Continuity of g(x) :

(LHL at x = a) = $\lim\limits_{x \rightarrow a^{-}} g(x)=\lim\limits_{x \rightarrow a^{-}} 0=0$

(RHL at x = a) = $\lim\limits_{x \rightarrow a^{+}} g(x) \lim\limits_{x \rightarrow a^{+}} \int\limits_a^x f(t) d t=0$

and, $g(a)=\int\limits_a^a f(t) d t=0$

∴  $\lim\limits_{x \rightarrow a^{-}} g(x)=\lim\limits_{x \rightarrow a^{+}} g(x)=g(a)$

So, $g(x)$ is continuous at $x=a$.

(LHL at x = b) = $\lim\limits_{x \rightarrow b^{-}} g(x)=\lim\limits_{x \rightarrow b^{-}} \int\limits_a^x f(t) d t=\int\limits_a^b f(t) d t$

(RHL at x = b) = $\lim\limits_{x \rightarrow b^{+}} g(x)=\lim\limits_{x \rightarrow b^{+}} \int\limits_a^b f(t) d t=\int\limits_a^b f(t) d t$

and,  $g(b)=\int\limits_a^b f(t) d t$

∴  $\lim\limits_{x \rightarrow b^{-}} g(x)=\lim\limits_{x \rightarrow b^{+}} g(x)=g(b)$

So, g(x) is continuous at x = b.

Thus, g(x) is continuous at x = a and x = b.

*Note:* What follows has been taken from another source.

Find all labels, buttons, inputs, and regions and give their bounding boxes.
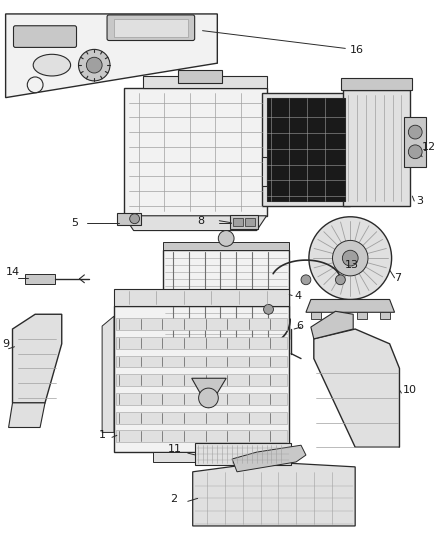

Differentiability of g(x) :

(LHD of g(x) at x = a) = $\lim\limits_{x \rightarrow a^{-}} \frac{g(x)-g(a)}{x-a}$

$=\lim\limits_{x \rightarrow a^{-}} \frac{0-\int\limits_a^a f(t) d t}{x-a}=0$

(RHD of g(x) at x = a) = $\lim\limits_{x \rightarrow a^{+}} \frac{g(x)-g(a)}{x-a}$

$=\lim\limits_{x \rightarrow a^{+}} \frac{\int\limits_a^x f(t) d t-\int\limits_a^a f(t) d t}{x-a}$

$=\lim\limits_{x \rightarrow a^{+}} \frac{\int\limits_a^x f(t) d t-0}{x-a}$

$=\lim\limits_{x \rightarrow a^{+}} \frac{\int\limits_a^x f(t) d t}{x-a}$

$=\lim\limits_{x \rightarrow a^{+}} \frac{f(x)}{1}$            [By L'Hospital's rule]

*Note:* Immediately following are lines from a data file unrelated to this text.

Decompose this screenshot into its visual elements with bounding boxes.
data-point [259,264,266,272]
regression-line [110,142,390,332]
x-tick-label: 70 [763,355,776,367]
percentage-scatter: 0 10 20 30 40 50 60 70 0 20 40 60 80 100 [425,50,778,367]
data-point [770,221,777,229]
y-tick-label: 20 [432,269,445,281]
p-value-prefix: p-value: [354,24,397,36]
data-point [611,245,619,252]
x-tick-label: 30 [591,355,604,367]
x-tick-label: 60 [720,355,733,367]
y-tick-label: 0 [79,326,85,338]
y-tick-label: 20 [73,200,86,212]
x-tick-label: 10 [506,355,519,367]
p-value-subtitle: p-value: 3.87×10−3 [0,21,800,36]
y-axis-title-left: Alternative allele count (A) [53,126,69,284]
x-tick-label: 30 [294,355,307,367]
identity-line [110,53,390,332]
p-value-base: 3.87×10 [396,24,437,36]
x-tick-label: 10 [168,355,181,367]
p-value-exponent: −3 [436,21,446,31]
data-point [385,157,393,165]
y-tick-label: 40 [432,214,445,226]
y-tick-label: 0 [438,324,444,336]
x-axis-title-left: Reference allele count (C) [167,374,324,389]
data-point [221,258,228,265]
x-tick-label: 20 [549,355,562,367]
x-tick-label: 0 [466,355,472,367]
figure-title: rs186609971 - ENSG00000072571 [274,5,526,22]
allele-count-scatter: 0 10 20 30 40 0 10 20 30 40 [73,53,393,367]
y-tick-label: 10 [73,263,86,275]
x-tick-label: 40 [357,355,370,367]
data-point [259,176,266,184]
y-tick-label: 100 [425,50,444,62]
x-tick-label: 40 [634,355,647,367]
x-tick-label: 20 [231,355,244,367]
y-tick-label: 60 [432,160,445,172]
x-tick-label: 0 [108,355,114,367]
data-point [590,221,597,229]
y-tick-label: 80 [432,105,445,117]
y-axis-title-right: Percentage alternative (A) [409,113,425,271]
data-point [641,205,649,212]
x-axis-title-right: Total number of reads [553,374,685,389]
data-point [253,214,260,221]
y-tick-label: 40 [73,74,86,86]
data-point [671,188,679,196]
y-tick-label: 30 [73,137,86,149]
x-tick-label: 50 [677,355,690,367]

$=\lim\limits_{x \rightarrow a^{+}} f(x) \geq 1$            [∵ Codomain f(x) = [1, ∞)]

∴  (LHD of g(x) at x = a) ≠ (RHD of g(x) at x = a)

So, g(x) is not differentiable at x = a.

(LHD of g(x) at x = b)

$=\lim\limits_{x \rightarrow b^{-}} \frac{g(x)-g(b)}{x-b}$

$=\lim\limits_{x \rightarrow b^{-}} \frac{\int\limits_a^x f(t) d t-\int\limits_a^b f(t) d t}{x-b}$

$=\lim\limits_{x \rightarrow b^{-}} \frac{f(x)-0}{1-0}=\lim\limits_{x \rightarrow b^{-}} f(x) \geq 1$          [∵ Range f(x) ⊆ [1, ∞)]

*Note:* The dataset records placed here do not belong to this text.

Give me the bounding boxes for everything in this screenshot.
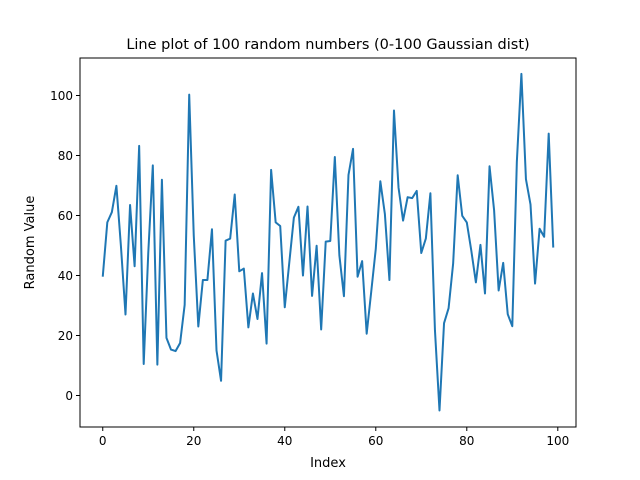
y-tick-label: 80 <box>58 149 73 163</box>
x-tick-label: 20 <box>186 434 201 448</box>
y-tick-label: 0 <box>65 389 73 403</box>
x-tick-label: 100 <box>546 434 569 448</box>
x-axis-label: Index <box>310 456 346 471</box>
chart-title: Line plot of 100 random numbers (0-100 G… <box>126 37 529 53</box>
y-tick-label: 60 <box>58 209 73 223</box>
series-line-0 <box>101 72 555 412</box>
y-axis-label: Random Value <box>23 196 38 290</box>
x-tick-label: 80 <box>459 434 474 448</box>
ticks-layer: 0 20 40 60 80 100 0 20 40 60 80 100 <box>50 89 569 448</box>
y-tick-label: 40 <box>58 269 73 283</box>
y-tick-label: 100 <box>50 89 73 103</box>
y-tick-label: 20 <box>58 329 73 343</box>
plot-frame <box>79 57 577 428</box>
x-tick-label: 40 <box>277 434 292 448</box>
x-tick-label: 60 <box>368 434 383 448</box>
plot-layer <box>101 72 555 412</box>
x-tick-label: 0 <box>99 434 107 448</box>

(RHD of g(x) at x = b) = $\lim\limits_{x \rightarrow b^{+}} \frac{g(x)-g(b)}{x-b}$

$=\lim\limits_{x \rightarrow b^{+}} \frac{\int\limits_a^b f(t) d t-\int\limits_a^b f(t) d t}{x-b}$

$=\lim\limits_{x \rightarrow b^{+}} \frac{0}{x-b}=0$

∴  (LHD of g(x) at x = b) ≠ (RHD of g(x) at x = b)

So, g(x) is not differentiable at x = b.